Al-Joubair évoqua les enquêtes en cours, au sujet des navires attaqués dimanche, annonçant que des résultats commencent à prendre forme, et qu’ils seront publiés une fois l’enquête terminée.

Quant au sujet de l’attaque sur les structures pétrolières, le ministre à la fin de la conférence, a tenu à envoyer des accusations directes pour l’Iran, précisant « qu’il était à l’origine des opérations, en donnant les ordres aux Houthis, qui avaient lancé 225 missiles vers le royaume ».

Deux sommets d’urgence à la Mecque

L’Agence de presse saoudienne avait déclaré, d’après une source au ministère des Affaires étrangères, que le roi Salmane Ben Abdelaziz avait appelé à organiser deux sommets d’urgence à la Mecque, l’un concernant les Etats du Golfe et l’autre pour les pays de la Ligue arabe.

Selon la source, les sommets devront discuter les précédentes attaques qui avaient ciblé les navires et les plates-formes pétrolières saoudiennes, ajoutant que le roi saoudien, par cette invitation vise à engager des négociations avec les pays arabes pour renforcer la sécurité dans la région.

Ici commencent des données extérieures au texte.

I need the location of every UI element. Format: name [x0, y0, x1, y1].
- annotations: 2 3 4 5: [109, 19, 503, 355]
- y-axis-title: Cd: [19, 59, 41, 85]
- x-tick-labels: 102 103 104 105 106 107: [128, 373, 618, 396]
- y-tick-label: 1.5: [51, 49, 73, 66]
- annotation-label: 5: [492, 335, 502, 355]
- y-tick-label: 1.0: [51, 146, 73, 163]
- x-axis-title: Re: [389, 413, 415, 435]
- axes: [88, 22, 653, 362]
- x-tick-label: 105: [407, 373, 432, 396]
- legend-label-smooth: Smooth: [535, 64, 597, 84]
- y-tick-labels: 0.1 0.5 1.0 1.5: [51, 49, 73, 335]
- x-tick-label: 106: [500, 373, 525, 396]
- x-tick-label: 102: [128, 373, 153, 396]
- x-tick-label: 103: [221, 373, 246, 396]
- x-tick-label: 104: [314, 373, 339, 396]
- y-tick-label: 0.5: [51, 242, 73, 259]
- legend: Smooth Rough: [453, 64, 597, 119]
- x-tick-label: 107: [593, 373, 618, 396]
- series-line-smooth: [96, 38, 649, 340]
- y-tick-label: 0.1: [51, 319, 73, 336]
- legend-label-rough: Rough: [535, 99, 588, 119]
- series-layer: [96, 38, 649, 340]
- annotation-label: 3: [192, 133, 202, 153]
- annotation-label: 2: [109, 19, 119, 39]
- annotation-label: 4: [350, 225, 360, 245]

Les Émirats arabes unis ont approuvé l’invitation saoudienne, déclarant que les circonstances actuelles nécessitent une position arabe unifiée, à l’ombre des défis et des menaces qui rodent autours de la paix dans la région.

Tandis que le membre du bureau politique du groupe Houthis, Mohamed Al-Bakhiti, a , de son côté, annoncé, au nom du groupe que « ces mouvements ne permettront pas au royaume saoudien d’obtenir plus de soutien pour sa guerre au Yémen».

Bien que l’Arabie saoudite soit le fidèle allié des États-Unis dans la région, nombreuses sont les nations arabes qui critiquent sa politique étrangère. Alors que les spécialistes estiment que «la négligence régionale, au sujet des récentes attaques sera la raison de l’échec des sommets», les observateurs attendent pour voir si les sommets parviendront à changer quelque chose.